Tuesday, September 15, 2015

Think Tank Tuesday 9/15: Should Blacks Stop Seeking Acceptance From Hollywood?

For years there have been complaints about the misrepresentation of black people and the whitewashing of black culture in Hollywood films, and for equally as long those complaints have fallen on deaf ears. 

To deal with the backlash, Hollywood supported it's stance on misrepresenting/underrepresentation of blacks in film/black films by stating there simply is no market for those types of film. Keep in mind Tyler Perry when seeking backing for one of his films was once told by a Hollywood exec that "blacks who go to church don't go to the movies" (image the ridiculousness of a white man dictating to a black man, what blacks do in their leisure time).

The recent success of 3 films starring blacks in lead roles (which all held the top spot in the box office for five consecutive weeks) has single handedly dismantled Hollywood's argument for not producing more films with blacks in leading roles.

Even though it's been proven in times past and now that there certainly is a market for black films/blacks in film, today's question is, should blacks still be seeking acceptance in Hollywood?:

["The Perfect Guy,” a romantic-thriller starring Sanaa Lathan, Michael Ealy and Morris Chestnut, debuted at no. 1 this weekend and earned nearly $27 million at the box office. The previous weekend, “War Room,” a Christian drama starring Priscilla C. Shirer, T.C. Stallings and Karen Abercrombie, among other black actors, earned $12.6 million as well as the lead status its second week in theaters. Prior to that, the N.W.A. biopic, “Straight Outta Compton,” secured its top spot for three weeks straight and is now the highest-grossing musical biopic.

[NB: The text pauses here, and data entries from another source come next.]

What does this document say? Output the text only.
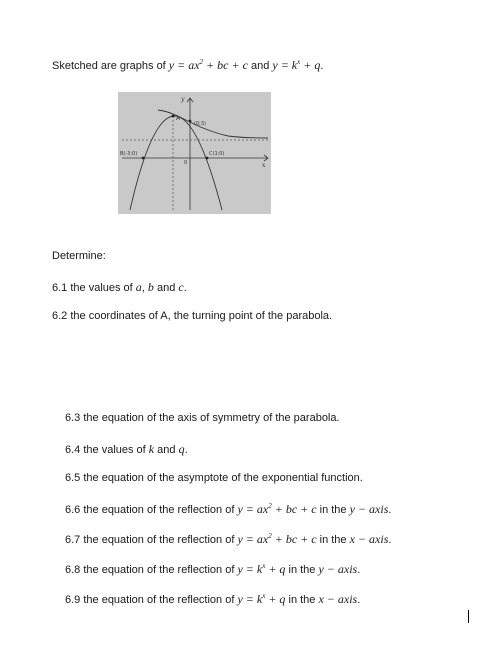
Sketched are graphs of $y = ax^2$ + bc + c and $y = k^x + q$.
y
x
A
B(-3;0)	C(1;0)
(0;3)
0
Determine:
6.1 the values of a, b and c.
6.2 the coordinates of A, the turning point of the parabola.
6.3 the equation of the axis of symmetry of the parabola.
6.4 the values of k and q.
6.5 the equation of the asymptote of the exponential function.
6.6 the equation of the reflection of $y = ax^2$ + bc + c in the y − axis.
6.7 the equation of the reflection of $y = ax^2$ + bc + c in the x − axis.
6.8 the equation of the reflection of $y = k^x + q$ in the y − axis.
6.9 the equation of the reflection of $y = k^x + q$ in the x − axis.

This streak of success is significant because of Hollywood's ongoing lack of representation of actors of color among its films. The 2015 diversity report by UCLA’s Ralph J Bunche Center for African American Studies found that the top three talent agencies in the country, which are dominantly led by white executives, are to blame for the lack of minorities on the big screen.]source

What are your thoughts? Should blacks and other underrepresented groups in Hollywood still be seeking acceptance or is it time for them to establish their own movie studios, distribution networks, theaters, etc., where they can tell their own stories and celebrate their accomplishments? Is a mass exodus of blacks from Hollywood to start their own thing the only way blacks will get proper representation in film? Why don't black actors, directors, producers, etc., pool their resources together to create their own film industry completely independent of Hollywood?